I’d switched my hero Alek’s signature arctic-blue eyes to a rich hazel, with swirls of green and brown and gold.
“Ugh,” I groaned aloud, hurrying to fix the mistake. I shoved away from my desk, needing to move and shake out my hands.
I’d made Alek more like Asher. What the hell was I doing?
I paced my apartment, grabbing a bottle of tea from the fridge and taking a few good long drinks. The icy liquid did nothing to cool down the heat sizzling inside me and it certainly couldn’t stop the scene that was playing repeat in my head.
Instead of Alek and Lyric in the shower scene, it was me and Asher. The water making his skin slick beneath my fingers as I explored the way his body felt—
No, no, no.
It was one thing to fantasize about Asher on my own time, but I sure as hell wouldn’t do it on the clock. And what in the blue hell, anyway? I’d never, not once, envisioned my characters as anyone from real life. Sure, I used characteristics from those closest to me, but they were tiny details that didn’t change who the character actually was…which was fictional.
I shook my head, making it to my bedroom and falling onto my bed. Maybe I just needed a break. Needed time to separate the very real-life cravings I was having for an unattainable man and the very fictional book I was writing about someone with a similar lifestyle.

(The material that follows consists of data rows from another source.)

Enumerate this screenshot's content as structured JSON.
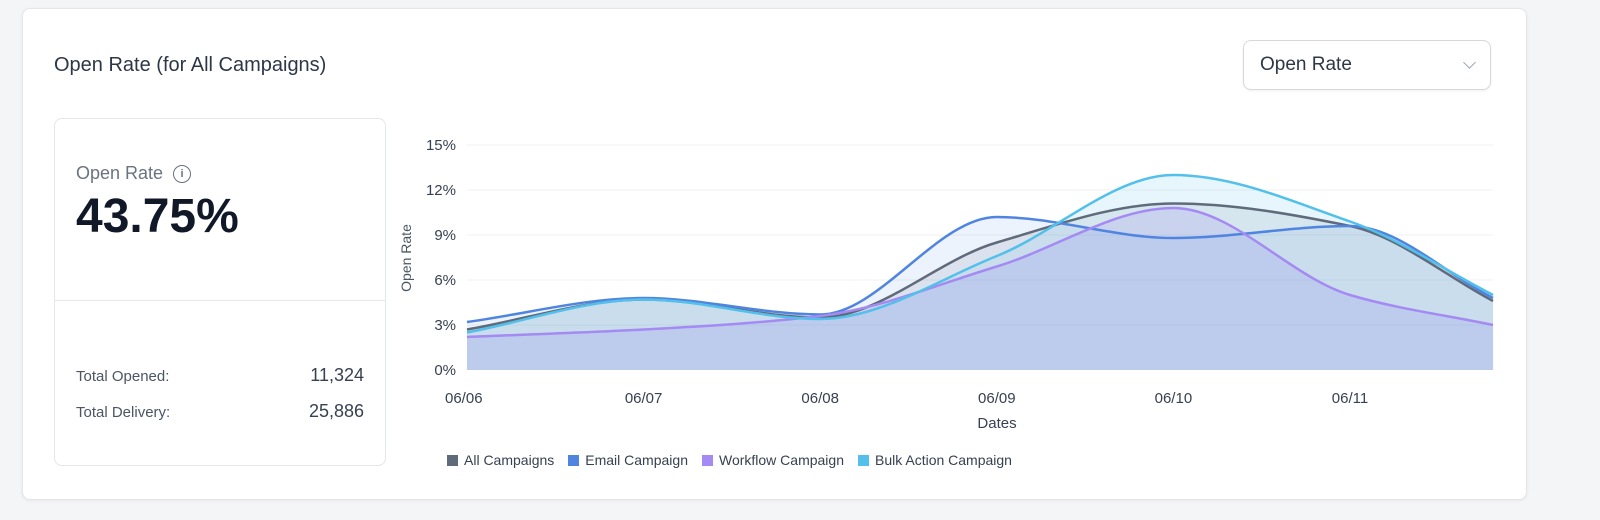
{
  "title": "Open Rate (for All Campaigns)",
  "metric_select": {
    "value": "Open Rate"
  },
  "summary": {
    "label": "Open Rate",
    "value": "43.75%",
    "rows": [
      {
        "label": "Total Opened:",
        "value": "11,324"
      },
      {
        "label": "Total Delivery:",
        "value": "25,886"
      }
    ]
  },
  "chart_data": {
    "type": "area",
    "xlabel": "Dates",
    "ylabel": "Open Rate",
    "x_ticks": [
      "06/06",
      "06/07",
      "06/08",
      "06/09",
      "06/10",
      "06/11"
    ],
    "y_ticks": [
      "0%",
      "3%",
      "6%",
      "9%",
      "12%",
      "15%"
    ],
    "ylim": [
      0,
      15
    ],
    "x": [
      0,
      1,
      2,
      3,
      4,
      5,
      5.81
    ],
    "legend_position": "bottom",
    "series": [
      {
        "name": "All Campaigns",
        "color": "#5f6b7b",
        "values": [
          2.7,
          4.7,
          3.5,
          8.5,
          11.1,
          9.6,
          4.6
        ]
      },
      {
        "name": "Email Campaign",
        "color": "#4f85e0",
        "values": [
          3.2,
          4.8,
          3.7,
          10.2,
          8.8,
          9.6,
          4.8
        ]
      },
      {
        "name": "Workflow Campaign",
        "color": "#a48af2",
        "values": [
          2.2,
          2.7,
          3.6,
          6.9,
          10.8,
          5.0,
          3.0
        ]
      },
      {
        "name": "Bulk Action Campaign",
        "color": "#52c0ea",
        "values": [
          2.5,
          4.7,
          3.4,
          7.6,
          13.0,
          9.9,
          5.0
        ]
      }
    ]
  }
}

Okay, I could see how my streams got crossed, but I needed to put an end to that right now.
I rolled onto my back, dead-set on taking a twenty-minute nap despite the fact that I needed to be up in six hours to meet with the billionaire I couldn’t get off my mind.
That kiss.
It was absolutely the kiss’s fault that I couldn’t focus while writing. I’d heard of authors having writer’s block before, but I’d somehow always escaped the curse. And this wasn’t exactly a block as much as it was a distraction.
A really handsome, funny, brilliant, smells-too-damn-good distraction.
I reached for my phone across the bed and swiped open the screen. It was ten p.m. which meant Asher was likely just finishing up reading. I had half a mind to shoot him a text and blame him for my inability to finish the scene. Maybe I could ask him to just put me out of my misery and finish what we started when he kissed me. Maybe then I’d be able to finish this book.
Pulling up his contact info, I couldn’t help but smile at the picture I’d snapped of him when I’d saved his number. He’d taken off his suit jacket, his white shirt-sleeves rolled up to his elbows as he leaned over his desk. He’d glanced up at me because I’d said his name, and there was this almost-smile on his lips, but his eyes gave away something I still hadn’t put my finger on—amusement or annoyance or a little bit of both. Either way, he looked…perfect. Because that’s who he was.